This Indirect Indicator Tells You How Dire China’s Economic Situation Really Is
This Indirect Indicator Tells You How Dire China’s Economic Situation Really Is

Forget about the purchasing managers surveys, which tell you industrial activity in China is grinding to a complete halt. Not 7 percent growth, not 6 percent growth—zero growth.

Ok, let’s not completely forget about them. The official survey of purchasing managers in manufacturing for August declined to 49.7 from 50, which signals recession. Another representative survey done by Caixin declined to 47.3, the lowest level since 2009 or the depth of the great recession.

However, the real interesting data about China came out of Korea on Tuesday, Sept. 1. The South East Asian powerhouse reported a complete collapse in trading activity. Exports in August crashed 14.7 percent compared to a year earlier and imports declined 18.3 percent.

The country still logged a positive trade balance of $4.3 billion, but this figure is shrinking fast—not very surprising given the collapsing volume of trade.

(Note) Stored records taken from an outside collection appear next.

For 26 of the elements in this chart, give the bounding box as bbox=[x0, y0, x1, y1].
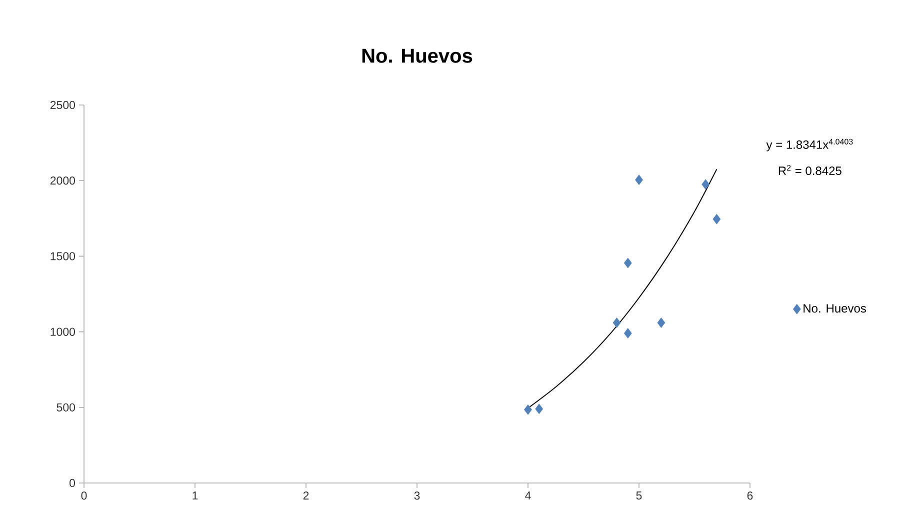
legend-label: No. Huevos bbox=[804, 304, 866, 313]
y-tick-label: 1500 bbox=[50, 252, 76, 260]
x-tick-label: 0 bbox=[81, 492, 87, 500]
x-tick-label: 2 bbox=[303, 492, 309, 500]
y-tick-label: 2000 bbox=[50, 176, 76, 185]
point bbox=[535, 404, 544, 414]
y-tick-label: 1000 bbox=[50, 328, 76, 336]
text: R$^{2}$ = 0.8425 bbox=[778, 164, 842, 176]
point bbox=[524, 404, 532, 415]
x-tick-label: 6 bbox=[747, 492, 753, 500]
x-tick-label: 1 bbox=[192, 492, 198, 500]
x-tick-label: 4 bbox=[525, 492, 531, 500]
text: y = 1.8341x$^{4.0403}$ bbox=[766, 138, 853, 152]
point bbox=[712, 214, 721, 224]
y-tick-label: 0 bbox=[70, 478, 76, 488]
chart-title: No. Huevos bbox=[362, 48, 472, 63]
y-tick-label: 500 bbox=[56, 403, 76, 412]
point bbox=[635, 174, 643, 186]
point bbox=[612, 318, 621, 328]
point bbox=[624, 328, 632, 338]
x-tick-label: 5 bbox=[636, 492, 642, 500]
y-tick-label: 2500 bbox=[50, 100, 76, 110]
x-tick-label: 3 bbox=[414, 492, 420, 500]
point bbox=[624, 258, 632, 268]
point bbox=[657, 318, 666, 328]
point bbox=[702, 179, 710, 190]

Since a quarter of Korean exports go to China, the figure is representative of the slowdown within the Chinese economy. Exports to China are down 8.8 percent over the year, despite a rise of 12 percent in the Chinese yuan over the same period. The stronger currency made imports cheaper and should have spurred demand for Korean products, but it didn’t.  

So even as China’s balance of trade shrinks, the aggregate drop in activity (both imports and exports decline) is causing havoc among its trading partners who are used to shipping vast quantities of raw materials (Brazil, Australia, Canada) or equipment (Korea, Germany, Japan) into China, which then uses the inputs to export a vast amount of consumer goods to the rest of the world.